Kasperski tłumaczy się przed internautami

Kasperski tłumaczy się przed internautami

keyboard
keyboard
Mateusz
22.10.2009 22:00

Ogromne zamieszanie wywołała ostatnio wypowiedź Jewgienija Kasperskiego, szefa Kaspersky Lab, który przedstawił swoje pomysły dotyczące zwiększenia bezpieczeństwa w Sieci. Fala krytyki, jaka na niego spadła zmusiła go do wyjaśnienia o co tak naprawdę mu chodziło.

Ogromne zamieszanie wywołała ostatnio wypowiedź Jewgienija Kasperskiego, szefa Kaspersky Lab, który przedstawił swoje pomysły dotyczące zwiększenia bezpieczeństwa w Sieci. Fala krytyki, jaka na niego spadła zmusiła go do wyjaśnienia o co tak naprawdę mu chodziło.
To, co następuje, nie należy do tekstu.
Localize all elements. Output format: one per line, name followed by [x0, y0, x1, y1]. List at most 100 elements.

Na początku Kasperski wyjaśnił jak wygląda anonimowość w Sieci. Według niego anonimowi są jedynie cyberprzestępcy, którzy potrafią się ukryć, a nie zwykli użytkownicy internetu. Ich w każdej chwili mogą odnaleźć odpowiednie organy.
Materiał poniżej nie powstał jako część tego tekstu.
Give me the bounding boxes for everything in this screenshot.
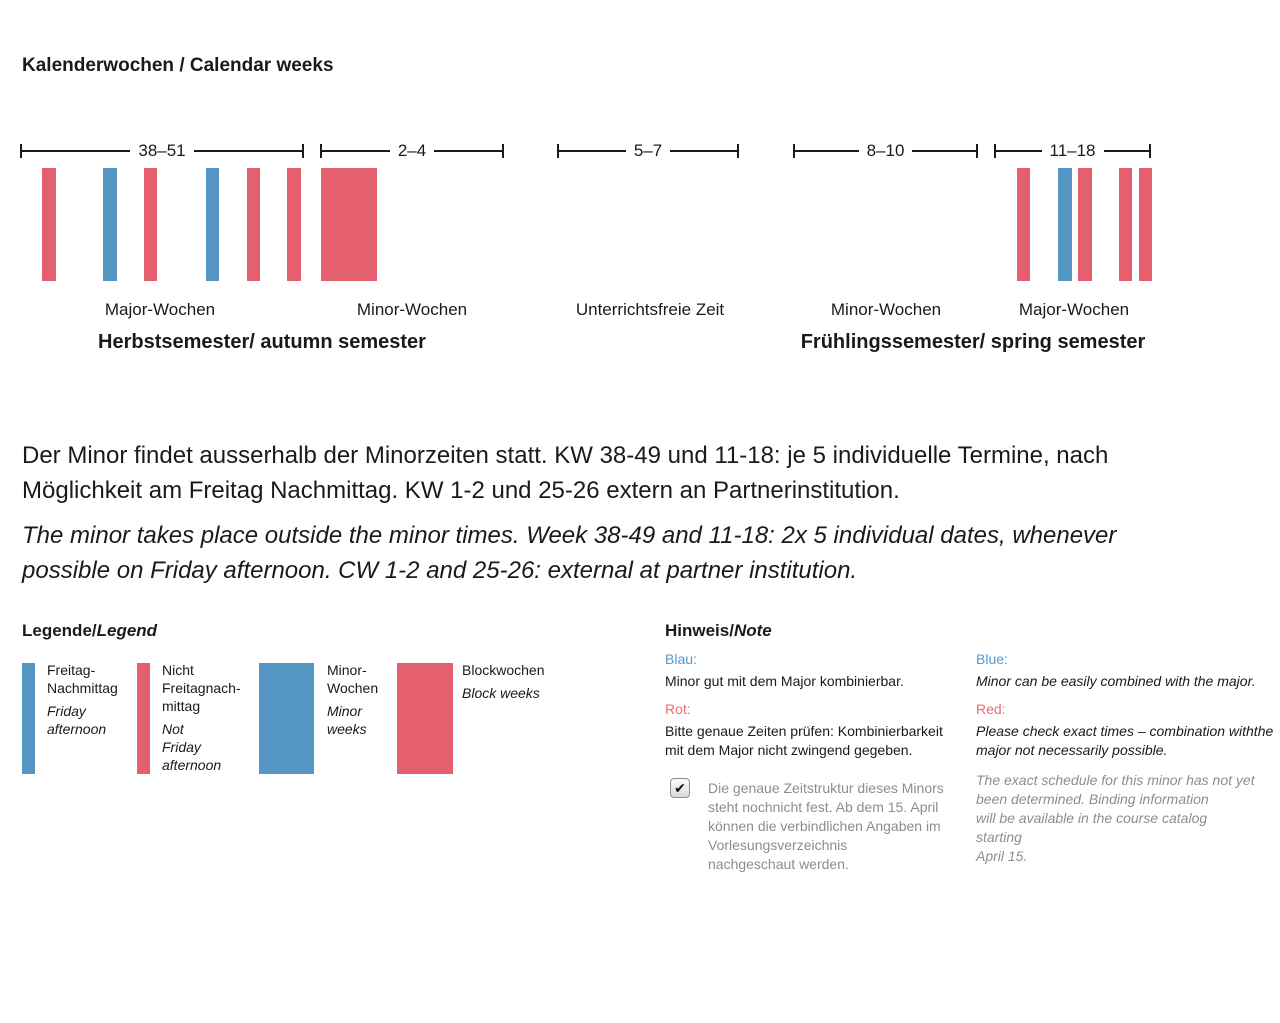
- legend-title-de: Legende/: [22, 621, 97, 640]
- note-title: Hinweis/Note: [665, 621, 772, 641]
- week-range-bracket: 11–18: [994, 140, 1152, 160]
- note-blue-text: Minor can be easily combined with the ma…: [976, 673, 1256, 689]
- note-blau-text: Minor gut mit dem Major kombinierbar.: [665, 673, 904, 689]
- week-bar-red: [1139, 168, 1152, 281]
- week-bar-red: [321, 168, 377, 281]
- legend-label-de: Minor- Wochen: [327, 662, 379, 696]
- week-range-label: 5–7: [633, 140, 663, 160]
- week-range-bracket: 5–7: [557, 140, 739, 160]
- week-bar-red: [42, 168, 56, 281]
- bracket-line: [1103, 149, 1150, 152]
- legend-label-de: Freitag- Nachmittag: [47, 662, 118, 696]
- note-red-text: Please check exact times – combination w…: [976, 723, 1274, 758]
- legend-swatch-not-friday-afternoon: [137, 663, 150, 774]
- bracket-tick: [737, 143, 739, 158]
- semester-label: Frühlingssemester/ spring semester: [800, 331, 1146, 353]
- week-bar-red: [1017, 168, 1030, 281]
- bracket-tick: [502, 143, 504, 158]
- bracket-line: [322, 149, 390, 152]
- legend-label-en: Friday afternoon: [47, 703, 107, 737]
- legend-label-block-weeks: Blockwochen Block weeks: [462, 661, 545, 702]
- week-group-label: Unterrichtsfreie Zeit: [575, 300, 725, 319]
- week-range-label: 38–51: [138, 140, 186, 160]
- schedule-undetermined-checkbox[interactable]: ✔: [670, 778, 690, 798]
- legend-title: Legende/Legend: [22, 621, 157, 641]
- bracket-line: [996, 149, 1042, 152]
- note-red-label: Red:: [976, 701, 1006, 717]
- legend-swatch-friday-afternoon: [22, 663, 35, 774]
- week-bar-blue: [103, 168, 117, 281]
- week-group-label: Major-Wochen: [104, 300, 216, 319]
- legend-label-friday-afternoon: Freitag- Nachmittag Friday afternoon: [47, 661, 118, 738]
- week-range-label: 8–10: [866, 140, 905, 160]
- bracket-line: [795, 149, 859, 152]
- week-bar-red: [144, 168, 157, 281]
- bracket-tick: [994, 143, 996, 158]
- note-blue-label: Blue:: [976, 651, 1008, 667]
- week-bar-blue: [1058, 168, 1072, 281]
- bracket-line: [22, 149, 131, 152]
- legend-label-en: Minor weeks: [327, 703, 367, 737]
- week-group-label: Major-Wochen: [1018, 300, 1130, 319]
- bracket-tick: [1149, 143, 1152, 158]
- week-range-bracket: 38–51: [20, 140, 304, 160]
- bracket-tick: [976, 143, 979, 158]
- note-gray-text: The exact schedule for this minor has no…: [976, 772, 1255, 864]
- note-rot-label: Rot:: [665, 701, 691, 717]
- week-group-label: Minor-Wochen: [830, 300, 942, 319]
- week-bar-red: [287, 168, 301, 281]
- bracket-tick: [793, 143, 795, 158]
- note-checkbox-text: Die genaue Zeitstruktur dieses Minors st…: [708, 780, 944, 872]
- checkmark-icon: ✔: [674, 779, 686, 796]
- bracket-line: [670, 149, 737, 152]
- legend-label-de: Blockwochen: [462, 662, 545, 678]
- bracket-tick: [320, 143, 322, 158]
- bracket-line: [559, 149, 626, 152]
- legend-label-de: Nicht Freitagnach- mittag: [162, 662, 241, 714]
- bracket-tick: [20, 143, 22, 158]
- week-bar-red: [247, 168, 260, 281]
- paragraph-english: The minor takes place outside the minor …: [22, 522, 1117, 584]
- week-bar-blue: [206, 168, 219, 281]
- legend-title-en: Legend: [96, 621, 158, 640]
- note-title-de: Hinweis/: [665, 621, 734, 640]
- week-range-label: 11–18: [1049, 140, 1096, 160]
- week-group-label: Minor-Wochen: [356, 300, 468, 319]
- week-bar-red: [1119, 168, 1132, 281]
- semester-label: Herbstsemester/ autumn semester: [98, 331, 426, 353]
- paragraph-german: Der Minor findet ausserhalb der Minorzei…: [22, 442, 1109, 504]
- week-range-label: 2–4: [397, 140, 427, 160]
- legend-label-en: Block weeks: [462, 685, 540, 701]
- legend-label-en: Not Friday afternoon: [162, 721, 222, 773]
- note-rot-text: Bitte genaue Zeiten prüfen: Kombinierbar…: [665, 723, 943, 758]
- bracket-line: [193, 149, 302, 152]
- note-title-en: Note: [733, 621, 772, 640]
- legend-label-not-friday-afternoon: Nicht Freitagnach- mittag Not Friday afte…: [162, 661, 241, 774]
- bracket-tick: [302, 143, 304, 158]
- week-range-bracket: 2–4: [320, 140, 504, 160]
- page-title: Kalenderwochen / Calendar weeks: [22, 55, 334, 76]
- legend-swatch-block-weeks: [397, 663, 453, 774]
- week-range-bracket: 8–10: [793, 140, 979, 160]
- legend-label-minor-weeks: Minor- Wochen Minor weeks: [327, 661, 378, 738]
- legend-swatch-minor-weeks: [259, 663, 314, 774]
- bracket-line: [912, 149, 977, 152]
- bracket-line: [434, 149, 502, 152]
- bracket-tick: [557, 143, 559, 158]
- note-blau-label: Blau:: [665, 651, 697, 667]
- week-bar-red: [1078, 168, 1092, 281]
Kasperski dodał też, że nie obchodzi go co robią ludzie na forach internetowych czy blogach, a "wyeliminowanie anonimowości" oznacza, że każdy musi przedstawić swój dowód tożsamości dostawcy i to tylko on będzie wiedział kim naprawdę jesteśmy.

Jednym z pomysłów Jewgienija jest stworzenie wyspecjalizowanych sieci biznesowych i rządowych, które gwarantowałyby firmom i instytucjom bezpieczeństwo. Dostęp do niezabezpieczonych sieci otrzymaliby natomiast zwykli internauci.

Co ciekawe, Kasperski twierdzi, że proponowane przez niego pomysły wejdą w życie za kilka pokoleń lub... nigdy. Jeśli już dojdzie to do skutku, to będzie to efekt np. cyberterroryzmu, któremu sprzyja globalna anonimowość.

Szef Kaspersky Lab zastanawia się także, czy ludzie nie mielibyśmy nic przeciwko temu, aby pasażerowie samolotów byli anonimowi, tak jak chcą tego internauci. Twierdzi, że jeśli tak by się stało to raczej nikt nie czułby się bezpiecznie.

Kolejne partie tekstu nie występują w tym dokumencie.